Many of the corrupt systems the novel depicts evade close public scrutiny by playing on public xenophobia. R’lyeh does so too, using a song that induces xenophobic and violent impulses. Once again, however, she is drawing on what already exists, as the introduction of a new antagonist—Ruben Panfilo—demonstrates. While Panfilo is just one man, he harnesses outsider judgment and misinformed, fearmongering opinions of New York City to make his case for change. Supporting him are the Proud Men, a group of riotous individuals who support Panfilo’s ideologies and do not care about law and order. Panfilo never denounces the Proud Men, and his silence is a glaring critique of the cut-throat political system, which encourages unscrupulous candidates to use any means to win, even at the expense of the public good (the purported goal of an elected official). In fact, Panfilo does more than ignore xenophobia; he engages in it directly, pointedly claiming in his first speech, “This is our city, not theirs” (18).
Nowhere does xenophobia so clearly show up as in R’lyeh’s attack on Padmini via a random man on the street. R’lyeh plays on this man’s worst fears; the fact that he is Black shows that xenophobia can infect anyone. He yells a variety of offensive things at Padmini, including racial slurs, and accuses her of stealing jobs. When he accuses her of spreading viruses, he is associating her with negative and harmful stereotypes about her culture. Jemisin illustrates the material effects of such beliefs by endowing them with the supernatural ability to strip away the avatars’ city-power, which they regain via demonstrations of their borough’s identity (e.g., the people who rally to Padmini during the attack). The war between the avatars and R’lyeh is, to a large extent, a war of ideas.

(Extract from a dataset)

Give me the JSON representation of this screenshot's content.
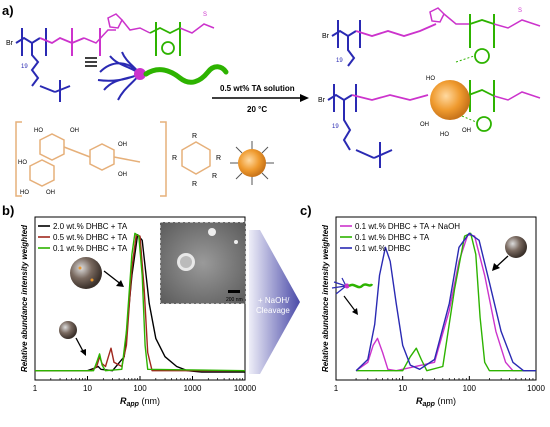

Jemisin also develops the theme of Family of Origin Versus Family of Choice, which plays out most notably in Manny and Neek’s struggle to commit to a relationship. Manny’s central conflict is whether to dig into his mysterious and forgotten past or to pursue a relationship with Neek. Although Manny is a character with a very strong sense of loyalty, he’s torn between these two choices because he is afraid of what either will reveal to him about himself. Because Manny is a queer character, these concerns can also be read as the coded anxieties of someone who has not yet fully embraced who he is and thus struggles to feel accepted by those closest to him. By contrast, Neek has already embraced his identity but holds others at arm’s length as a self-protective measure after being rejected by his family of origin.